Service Management Frameworks – We do this process on Tuesdays and Thursdays

There are a plethora of really good frameworks or best practices which can be leveraged for service management and you may already be employing one or more of these to accomplish what your specific business needs are. In the background, however, there is still a discussion that is going on that sounds like this:

 

 

  • “We do this process really well, while this other one, not so much.”
  • “We have to do Change and Incident but not Problem.”
  • “Release and Configuration management are kinda part of Change, but not always”

 

How is this in fact impacting the way you are able to deliver service through the processes which you are doing really well.
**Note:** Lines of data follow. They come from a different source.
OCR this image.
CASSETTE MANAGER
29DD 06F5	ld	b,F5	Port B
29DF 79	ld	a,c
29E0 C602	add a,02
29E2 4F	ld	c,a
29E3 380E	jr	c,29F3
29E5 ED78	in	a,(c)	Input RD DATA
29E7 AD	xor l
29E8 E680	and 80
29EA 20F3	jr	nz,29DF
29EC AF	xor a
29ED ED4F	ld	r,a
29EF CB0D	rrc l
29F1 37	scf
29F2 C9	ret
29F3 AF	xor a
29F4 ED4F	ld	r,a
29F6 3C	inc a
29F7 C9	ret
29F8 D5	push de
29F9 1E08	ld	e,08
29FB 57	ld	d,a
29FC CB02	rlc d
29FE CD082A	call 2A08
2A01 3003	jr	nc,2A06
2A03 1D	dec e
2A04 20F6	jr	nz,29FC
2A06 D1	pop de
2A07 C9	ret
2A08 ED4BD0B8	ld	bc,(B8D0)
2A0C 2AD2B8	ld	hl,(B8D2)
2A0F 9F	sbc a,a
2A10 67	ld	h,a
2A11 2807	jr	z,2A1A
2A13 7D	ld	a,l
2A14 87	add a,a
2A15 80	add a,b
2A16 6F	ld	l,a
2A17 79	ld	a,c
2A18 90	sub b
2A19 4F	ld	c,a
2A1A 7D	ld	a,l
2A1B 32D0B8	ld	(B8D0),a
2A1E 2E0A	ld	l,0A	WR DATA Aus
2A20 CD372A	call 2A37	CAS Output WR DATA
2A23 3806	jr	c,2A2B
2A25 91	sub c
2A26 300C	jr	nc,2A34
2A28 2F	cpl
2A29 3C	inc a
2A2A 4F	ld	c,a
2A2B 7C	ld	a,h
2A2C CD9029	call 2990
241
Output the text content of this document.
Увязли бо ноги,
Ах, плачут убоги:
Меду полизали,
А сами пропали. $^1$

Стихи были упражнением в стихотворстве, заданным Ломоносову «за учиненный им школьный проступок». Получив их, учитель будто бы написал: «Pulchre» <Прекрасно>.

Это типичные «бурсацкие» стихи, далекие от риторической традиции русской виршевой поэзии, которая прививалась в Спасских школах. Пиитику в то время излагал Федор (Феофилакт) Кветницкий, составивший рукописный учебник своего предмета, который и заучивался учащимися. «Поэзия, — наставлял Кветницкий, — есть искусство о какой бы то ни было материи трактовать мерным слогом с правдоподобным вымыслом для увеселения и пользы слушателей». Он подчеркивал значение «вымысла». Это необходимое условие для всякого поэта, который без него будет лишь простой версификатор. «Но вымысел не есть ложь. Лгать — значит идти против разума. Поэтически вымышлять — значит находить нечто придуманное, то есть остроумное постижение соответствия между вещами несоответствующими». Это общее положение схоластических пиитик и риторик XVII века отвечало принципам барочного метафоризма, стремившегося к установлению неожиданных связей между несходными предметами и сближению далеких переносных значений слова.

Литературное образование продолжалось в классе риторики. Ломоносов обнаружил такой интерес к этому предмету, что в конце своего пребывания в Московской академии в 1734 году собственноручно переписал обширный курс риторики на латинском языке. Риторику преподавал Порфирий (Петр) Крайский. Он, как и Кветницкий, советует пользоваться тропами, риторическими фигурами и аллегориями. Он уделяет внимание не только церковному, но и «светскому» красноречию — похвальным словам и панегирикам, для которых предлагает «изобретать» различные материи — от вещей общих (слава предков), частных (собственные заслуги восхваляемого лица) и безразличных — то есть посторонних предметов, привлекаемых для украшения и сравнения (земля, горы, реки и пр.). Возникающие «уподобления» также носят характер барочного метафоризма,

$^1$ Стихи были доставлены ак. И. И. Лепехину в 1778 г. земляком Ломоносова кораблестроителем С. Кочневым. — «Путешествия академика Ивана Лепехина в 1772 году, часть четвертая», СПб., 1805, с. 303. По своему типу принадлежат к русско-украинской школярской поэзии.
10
Could these missing components take our services to the next level?

Quite often these adhoc processes are not after thoughts, which are how it may look from the outside in, in some cases there are formalized process that are documented but not managed effectively.

It’s time to take a closer look at these and determine whether the inputs and outputs are impacting your currently managed processes. While yes, it is possible that you may not have a way to institute problem management in the way that you would like right now but leveraging it in a way that currently makes sense to your business today may help to reduce incidents. This might give you the opportunity in the future where you can re-market it to the right stakeholders proving out an ROI analysis that may enable you to formalize the process further.

There is also the voice that says. “We tried putting in configuration management in a few years back and it was an epic failure. I don’t want to bring it up again.”

Just because something didn’t work then does not mean we can’t try it now. First we should look at what went wrong when we attempted it last time. Learn from your (or others) mistakes. It is possible that our current process has had time to mature since then. It is also possible that we approached this process the wrong way or the timing for our organization wasn’t appropriate, do we have any take-away items from then we can action?

Having inconsistent approaches to these less than formalized processes can also cause confusion for those who may be inadvertently associated with them. These need to be dealt with either by formalizing some piece or deciding to shelf it until a time when it can be re-visited later. There should be someone who owns them even if they are less mature.